Le flot de bateaux qui arrivent à Skala Sykaminias et à Molyvos – principale station balnéaire située 20 km au nord – semble croître sans relâche depuis le début de l’été. « Avant les débarquements n’avaient lieu que la nuit, ils ont désormais lieu de jour comme de nuit – presque un toutes les heures », observe Anna Panou, psychologue pour Médecins du monde (MdM), la principale association humanitaire offrant des soins médicaux aux migrants dans les deux principaux camps de réfugiés de l’île.

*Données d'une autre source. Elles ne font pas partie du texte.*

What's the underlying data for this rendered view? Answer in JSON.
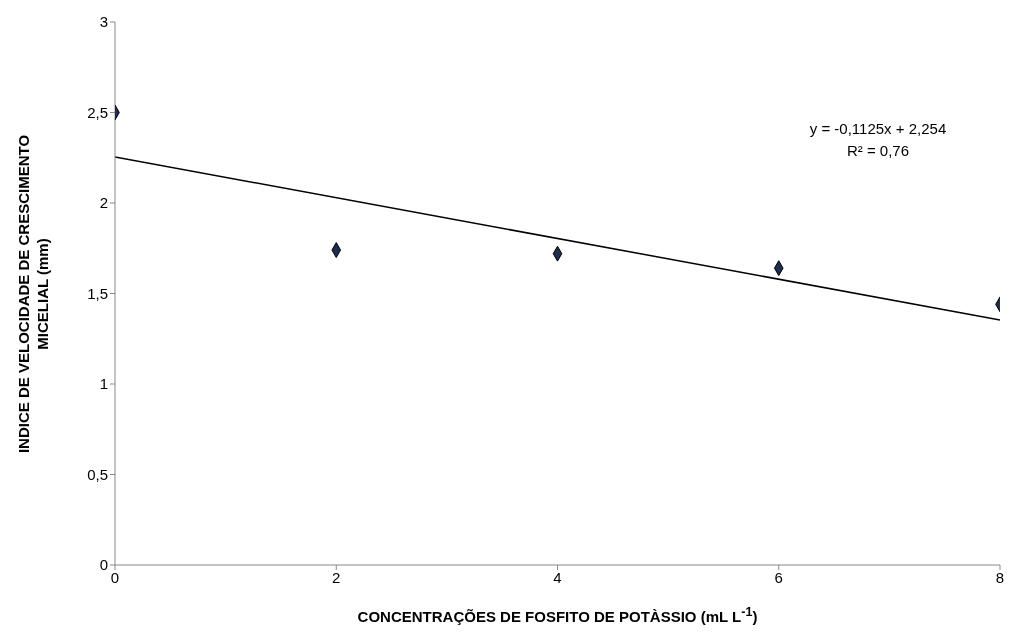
{
  "chart_data": {
    "type": "scatter",
    "xlabel": "CONCENTRAÇÕES DE FOSFITO DE POTÀSSIO (mL L$^{-1}$)",
    "ylabel": "INDICE DE VELOCIDADE DE CRESCIMENTO MICELIAL (mm)",
    "annotations": [
      "y = -0,1125x + 2,254",
      "R² = 0,76"
    ],
    "series": [
      {
        "x": [
          0,
          2,
          4,
          6,
          8
        ],
        "values": [
          2.5,
          1.74,
          1.72,
          1.64,
          1.44
        ],
        "color": "#1f2d4d",
        "marker": "diamond"
      },
      {
        "type": "line",
        "x": [
          0,
          8
        ],
        "values": [
          2.254,
          1.354
        ],
        "color": "#000000",
        "marker": "none",
        "line_style": "solid"
      }
    ],
    "xlim": [
      0,
      8
    ],
    "xticks": [
      0,
      2,
      4,
      6,
      8
    ],
    "ylim": [
      0,
      3
    ],
    "yticks": [
      0,
      {
        "value": 0.5,
        "label": "0,5"
      },
      1,
      {
        "value": 1.5,
        "label": "1,5"
      },
      2,
      {
        "value": 2.5,
        "label": "2,5"
      },
      3
    ],
    "grid": false
  }
}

Une autre embarcation est d’ailleurs déjà en vue. « Nous avons des jumelles, vous les voulez ? », proposent deux touristes scandinaves. Loin d’être de simples témoins gênés par le spectacle inconfortable de la misère, les touristes sont en première ligne pour réceptionner les migrants. S’ils contactent fréquemment MdM avant d’arriver sur l’île, pour se renseigner sur les besoins actuels en médicaments et autres ressources, ils sont également nombreux à se rendre en personne aux points d’arrivées, pour distribuer bouteilles d’eau, casquettes et vêtements secs. Le petit Elias, 10 ans, en route depuis de Damas, en Syrie, avec sa mère et sa sœur, a reçu pour sa part un t-shirt du FC Barcelone à son arrivée. Dur dur pour ce supporteur du Réal Madrid... mais c’est le prix à payer pour être au sec.
Après l’euphorie du débarquement, c’est la douche froide pour les migrants. Il s’agit en effet de parcourir – pour la grande majorité, à pied – une soixantaine de kilomètres, pour rejoindre les camps de Moria ou de Kara Tepe. C’est là qu’ils pourront être enregistrés et recevoir un laisser-passer pour la Grèce, de six mois pour les Syriens, un mois pour les non-Syriens. Vu la hausse exponentielle des arrivées, le processus d’enregistrement s’est considérablement simplifié. Certains sont capables de quitter l’île dans les 24 heures pour rejoindre Athènes, sur l’un des deux navires affrétés par le gouvernement, capables de transporter environs 2 500 passagers chacun. Encore faut-il que les migrants puissent payer les 60 euros que coûte la traversée – un coût supérieur à celui demandé aux touristes…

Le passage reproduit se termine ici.